Euroresiuk

Immigrants arriving in Spain in 2009

Number of immigrants grew by 7.1% in Spain in 2009

The number of immigrants living in Spain grew by 300,000 last year. This is equivalent to 7.1% and is the lowest figure since 1992 according to information provided this week by Consuelo Rumí, the Secretary of State for Immigration and Emigration.

Rumí said that the number of immigrants coming to Spain had gone down by 17% since 2000 – in 2001 the number of immigrants in Spain grew by 23.8% whereas the figure for 2009 is just 7.1%.

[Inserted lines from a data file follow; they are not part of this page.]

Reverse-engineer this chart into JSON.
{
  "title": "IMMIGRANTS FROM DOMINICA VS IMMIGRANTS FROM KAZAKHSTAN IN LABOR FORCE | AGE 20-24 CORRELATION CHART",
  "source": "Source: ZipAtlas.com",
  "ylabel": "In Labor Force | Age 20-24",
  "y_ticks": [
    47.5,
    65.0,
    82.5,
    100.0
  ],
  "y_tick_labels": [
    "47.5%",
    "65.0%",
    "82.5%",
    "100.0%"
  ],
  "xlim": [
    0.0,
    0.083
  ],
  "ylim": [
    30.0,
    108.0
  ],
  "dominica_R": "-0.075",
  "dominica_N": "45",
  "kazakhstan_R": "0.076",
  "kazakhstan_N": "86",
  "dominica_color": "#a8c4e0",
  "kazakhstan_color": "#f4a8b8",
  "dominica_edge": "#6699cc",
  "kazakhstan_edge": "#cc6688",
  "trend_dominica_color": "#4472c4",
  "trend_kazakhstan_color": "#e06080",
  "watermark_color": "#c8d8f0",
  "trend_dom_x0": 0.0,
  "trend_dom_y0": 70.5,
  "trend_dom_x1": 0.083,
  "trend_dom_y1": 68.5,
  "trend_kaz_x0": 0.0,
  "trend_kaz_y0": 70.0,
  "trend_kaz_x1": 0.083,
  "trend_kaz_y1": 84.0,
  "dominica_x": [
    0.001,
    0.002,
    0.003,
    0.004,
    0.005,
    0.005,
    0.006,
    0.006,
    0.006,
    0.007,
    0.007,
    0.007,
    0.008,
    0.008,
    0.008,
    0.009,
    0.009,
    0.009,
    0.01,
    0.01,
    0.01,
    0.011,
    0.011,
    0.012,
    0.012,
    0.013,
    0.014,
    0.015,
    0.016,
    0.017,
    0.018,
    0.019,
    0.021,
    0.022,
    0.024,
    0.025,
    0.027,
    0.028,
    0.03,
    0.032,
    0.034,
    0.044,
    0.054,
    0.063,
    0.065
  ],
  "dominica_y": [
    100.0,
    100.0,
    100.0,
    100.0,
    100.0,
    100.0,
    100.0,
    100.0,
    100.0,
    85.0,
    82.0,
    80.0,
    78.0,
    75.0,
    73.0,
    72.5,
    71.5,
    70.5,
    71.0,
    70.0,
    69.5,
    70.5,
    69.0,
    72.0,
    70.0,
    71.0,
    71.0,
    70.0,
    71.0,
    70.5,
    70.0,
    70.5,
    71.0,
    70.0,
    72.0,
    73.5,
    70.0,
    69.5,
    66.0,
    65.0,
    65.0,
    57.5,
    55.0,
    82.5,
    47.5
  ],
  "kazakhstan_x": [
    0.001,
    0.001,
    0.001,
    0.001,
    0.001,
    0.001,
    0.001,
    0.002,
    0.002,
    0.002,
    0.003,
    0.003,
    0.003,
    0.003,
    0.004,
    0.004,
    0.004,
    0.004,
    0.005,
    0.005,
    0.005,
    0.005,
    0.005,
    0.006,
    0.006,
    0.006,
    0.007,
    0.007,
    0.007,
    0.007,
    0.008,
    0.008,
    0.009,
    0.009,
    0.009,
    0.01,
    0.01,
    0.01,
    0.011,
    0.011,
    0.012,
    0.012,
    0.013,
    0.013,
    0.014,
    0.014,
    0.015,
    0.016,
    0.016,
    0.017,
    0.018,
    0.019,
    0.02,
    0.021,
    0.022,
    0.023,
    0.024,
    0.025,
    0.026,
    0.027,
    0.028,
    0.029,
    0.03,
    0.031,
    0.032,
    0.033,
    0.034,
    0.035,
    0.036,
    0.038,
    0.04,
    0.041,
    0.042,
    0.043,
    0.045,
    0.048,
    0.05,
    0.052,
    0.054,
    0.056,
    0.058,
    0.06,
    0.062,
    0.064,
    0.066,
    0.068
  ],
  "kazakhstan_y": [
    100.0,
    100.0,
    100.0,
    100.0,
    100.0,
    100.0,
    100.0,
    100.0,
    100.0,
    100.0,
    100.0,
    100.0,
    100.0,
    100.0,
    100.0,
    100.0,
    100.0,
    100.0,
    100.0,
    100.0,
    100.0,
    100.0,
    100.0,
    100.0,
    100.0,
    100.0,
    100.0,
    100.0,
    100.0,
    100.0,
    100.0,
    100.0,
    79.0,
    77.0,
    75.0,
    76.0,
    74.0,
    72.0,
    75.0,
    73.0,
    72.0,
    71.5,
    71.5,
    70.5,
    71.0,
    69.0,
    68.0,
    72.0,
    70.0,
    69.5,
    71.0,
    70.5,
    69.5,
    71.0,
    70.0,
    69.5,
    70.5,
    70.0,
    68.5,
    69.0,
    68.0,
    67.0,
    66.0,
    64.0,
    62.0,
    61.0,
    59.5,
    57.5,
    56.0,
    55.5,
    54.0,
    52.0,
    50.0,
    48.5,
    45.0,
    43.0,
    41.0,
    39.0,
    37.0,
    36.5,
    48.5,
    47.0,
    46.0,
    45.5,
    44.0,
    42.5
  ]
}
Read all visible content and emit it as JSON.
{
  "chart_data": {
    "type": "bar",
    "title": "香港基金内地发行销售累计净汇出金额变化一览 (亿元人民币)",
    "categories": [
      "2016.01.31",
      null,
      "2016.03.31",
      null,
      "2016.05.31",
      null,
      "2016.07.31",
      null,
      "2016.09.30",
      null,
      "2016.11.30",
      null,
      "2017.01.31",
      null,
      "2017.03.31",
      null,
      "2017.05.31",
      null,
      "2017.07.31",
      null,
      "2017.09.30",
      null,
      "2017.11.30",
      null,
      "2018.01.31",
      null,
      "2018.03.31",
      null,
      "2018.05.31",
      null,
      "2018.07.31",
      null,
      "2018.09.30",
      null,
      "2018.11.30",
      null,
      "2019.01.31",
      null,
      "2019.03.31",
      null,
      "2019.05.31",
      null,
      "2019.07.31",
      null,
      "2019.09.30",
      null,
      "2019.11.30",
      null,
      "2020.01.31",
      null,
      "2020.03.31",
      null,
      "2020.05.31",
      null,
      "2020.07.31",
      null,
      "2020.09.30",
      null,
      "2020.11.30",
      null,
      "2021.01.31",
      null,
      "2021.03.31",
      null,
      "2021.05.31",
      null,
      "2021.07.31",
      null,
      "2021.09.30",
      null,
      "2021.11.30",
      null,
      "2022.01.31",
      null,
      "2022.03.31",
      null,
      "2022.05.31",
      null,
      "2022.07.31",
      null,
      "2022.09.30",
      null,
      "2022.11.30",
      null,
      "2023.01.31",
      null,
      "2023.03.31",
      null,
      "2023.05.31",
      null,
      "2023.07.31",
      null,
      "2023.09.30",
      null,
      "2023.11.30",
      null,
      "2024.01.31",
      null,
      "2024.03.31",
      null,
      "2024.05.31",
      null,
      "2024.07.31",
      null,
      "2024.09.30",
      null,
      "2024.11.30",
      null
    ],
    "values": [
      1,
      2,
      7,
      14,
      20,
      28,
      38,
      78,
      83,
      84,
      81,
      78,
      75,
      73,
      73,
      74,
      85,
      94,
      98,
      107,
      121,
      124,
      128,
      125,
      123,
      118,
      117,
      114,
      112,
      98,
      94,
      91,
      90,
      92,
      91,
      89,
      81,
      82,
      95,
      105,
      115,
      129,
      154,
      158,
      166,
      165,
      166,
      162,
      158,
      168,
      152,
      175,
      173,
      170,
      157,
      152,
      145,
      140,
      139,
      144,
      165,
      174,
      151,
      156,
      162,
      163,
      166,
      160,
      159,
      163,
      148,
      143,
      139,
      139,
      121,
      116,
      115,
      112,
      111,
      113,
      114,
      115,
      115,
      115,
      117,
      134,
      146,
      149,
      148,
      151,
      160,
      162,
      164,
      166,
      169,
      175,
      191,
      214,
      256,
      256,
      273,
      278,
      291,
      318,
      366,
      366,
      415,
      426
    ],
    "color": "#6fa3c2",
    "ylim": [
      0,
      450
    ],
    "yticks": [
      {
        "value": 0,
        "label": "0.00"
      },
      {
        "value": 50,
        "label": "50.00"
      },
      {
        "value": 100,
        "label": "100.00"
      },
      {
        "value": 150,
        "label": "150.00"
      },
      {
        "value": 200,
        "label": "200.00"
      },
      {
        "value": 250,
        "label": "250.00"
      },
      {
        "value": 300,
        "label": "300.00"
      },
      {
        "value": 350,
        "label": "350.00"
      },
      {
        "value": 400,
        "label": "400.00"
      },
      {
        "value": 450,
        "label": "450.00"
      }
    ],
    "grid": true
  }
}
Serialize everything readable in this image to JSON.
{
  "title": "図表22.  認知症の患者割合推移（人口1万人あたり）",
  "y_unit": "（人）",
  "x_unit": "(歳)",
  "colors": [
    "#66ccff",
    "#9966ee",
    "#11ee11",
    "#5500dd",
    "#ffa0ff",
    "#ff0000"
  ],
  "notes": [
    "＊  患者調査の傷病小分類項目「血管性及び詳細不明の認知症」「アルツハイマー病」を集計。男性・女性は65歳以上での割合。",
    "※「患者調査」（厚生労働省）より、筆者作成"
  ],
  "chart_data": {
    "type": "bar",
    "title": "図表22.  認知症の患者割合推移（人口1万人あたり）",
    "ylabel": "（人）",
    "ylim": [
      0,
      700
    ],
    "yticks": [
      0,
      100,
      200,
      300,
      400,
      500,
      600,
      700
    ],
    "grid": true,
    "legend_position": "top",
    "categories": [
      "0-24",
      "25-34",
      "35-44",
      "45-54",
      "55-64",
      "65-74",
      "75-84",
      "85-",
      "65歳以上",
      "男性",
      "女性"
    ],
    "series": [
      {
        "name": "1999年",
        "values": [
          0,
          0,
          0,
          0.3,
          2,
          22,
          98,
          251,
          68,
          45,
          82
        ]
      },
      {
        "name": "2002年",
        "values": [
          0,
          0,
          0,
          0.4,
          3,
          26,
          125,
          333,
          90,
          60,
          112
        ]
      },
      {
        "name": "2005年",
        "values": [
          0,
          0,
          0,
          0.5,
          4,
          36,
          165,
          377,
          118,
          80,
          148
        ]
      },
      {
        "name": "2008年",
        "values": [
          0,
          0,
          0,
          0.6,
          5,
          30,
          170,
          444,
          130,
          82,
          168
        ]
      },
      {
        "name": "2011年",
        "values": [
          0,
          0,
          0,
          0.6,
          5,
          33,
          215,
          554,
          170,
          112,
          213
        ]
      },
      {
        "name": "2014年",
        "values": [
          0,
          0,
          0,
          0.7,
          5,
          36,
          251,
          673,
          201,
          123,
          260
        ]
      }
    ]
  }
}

The Secretary of State for Immigration and Emigration also said that the number of new contracts for immigrant workers had gone down considerably too. Last year there were just 20,000 new work contracts for immigrants compared to 180,000 in 2008 and 250,000 in 2007.

As far as illegal immigration is concerned this also went down by more than 50%. Rumi said that there were more than 50% fewer immigrants arriving illegally by boat compared to 2000.

Rumí said that these figures showed that Spain had completed its first migratory cycle and was now in transition towards a second cycle characterized by the reduction in the number of immigrants arriving and the specialization of new workers which would require determined policies of integration.

Nevertheless, Rumí said that immigrants were still needed in Spain because in her opinion ‘a society which since the seventies decided not to have children or to have a reduced number of children was also deciding that in the future it would need to incorporate a large number of immigrants if it wanted its economy to grow’.
Rumí said that between 2001 and 2005 immigrants occupied 52% of all the jobs created and in 2006 nearly 60% of the 767,000 new jobs would have been left unoccupied without the 450,000 immigrants who came to live and work in Spain that year.

With regards to the current economic crisis the Secretary of State for Immigration and Emigration said that unemployment for immigrants is far higher than the national average. She also went on to say that the labour market for immigrant workers could now be at an end.